La medida fue planteada por la Oficina del Representante Comercial de Estados Unidos (USTR), que identificó a Perú junto a otras naciones como Brasil, Chile y Colombia en un grupo sujeto a una sobretasa del 12.5%. El objetivo de Washington es sancionar a países que, según su interpretación, no cuentan con mecanismos lo suficientemente estrictos para impedir la importación de insumos producidos bajo condiciones laborales forzadas.

Durante una audiencia pública en Washington, José Luis Castillo Mezarina, director de negociaciones comerciales del Mincetur, defendió la posición nacional.
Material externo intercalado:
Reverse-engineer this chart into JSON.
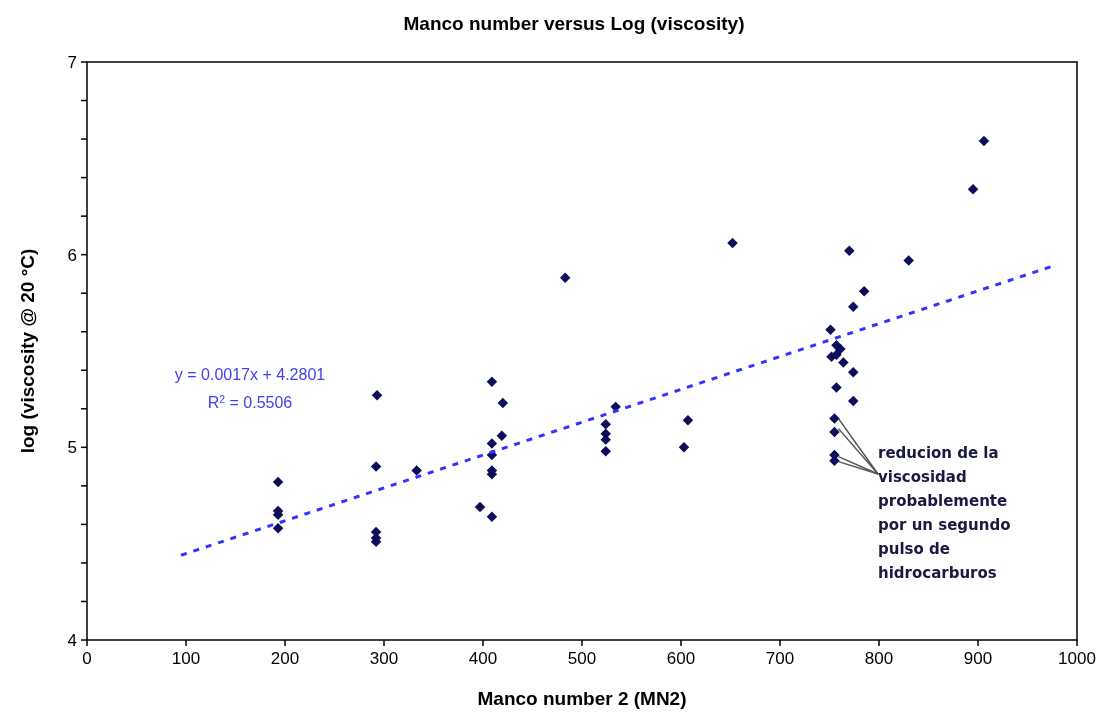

El funcionario sostuvo que no existe una carga concreta sobre el comercio estadounidense ni se ha cumplido el estándar probatorio exigido por la Sección 301 de la Ley de Comercio de 1974 para justificar un arancel de esta naturaleza.

La implementación de este arancel Perú Estados Unidos podría comprometer la competitividad de las exportaciones nacionales en uno de sus mercados principales. El impacto final dependerá de las evaluaciones que realice la USTR tras concluir el proceso de consulta pública y de las posibles exenciones para categorías específicas de productos.

Controversia sobre la medida comercial

La propuesta no implica una acusación directa contra Perú por utilizar trabajo forzoso, sino que apunta a la falta de controles en las cadenas globales. No obstante, la iniciativa enfrenta críticas internas en Estados Unidos; 22 fiscales generales demócratas y el think tank Progressive Policy Institute calificaron la medida como un intento de justificar aranceles amplios bajo una fachada de defensa laboral.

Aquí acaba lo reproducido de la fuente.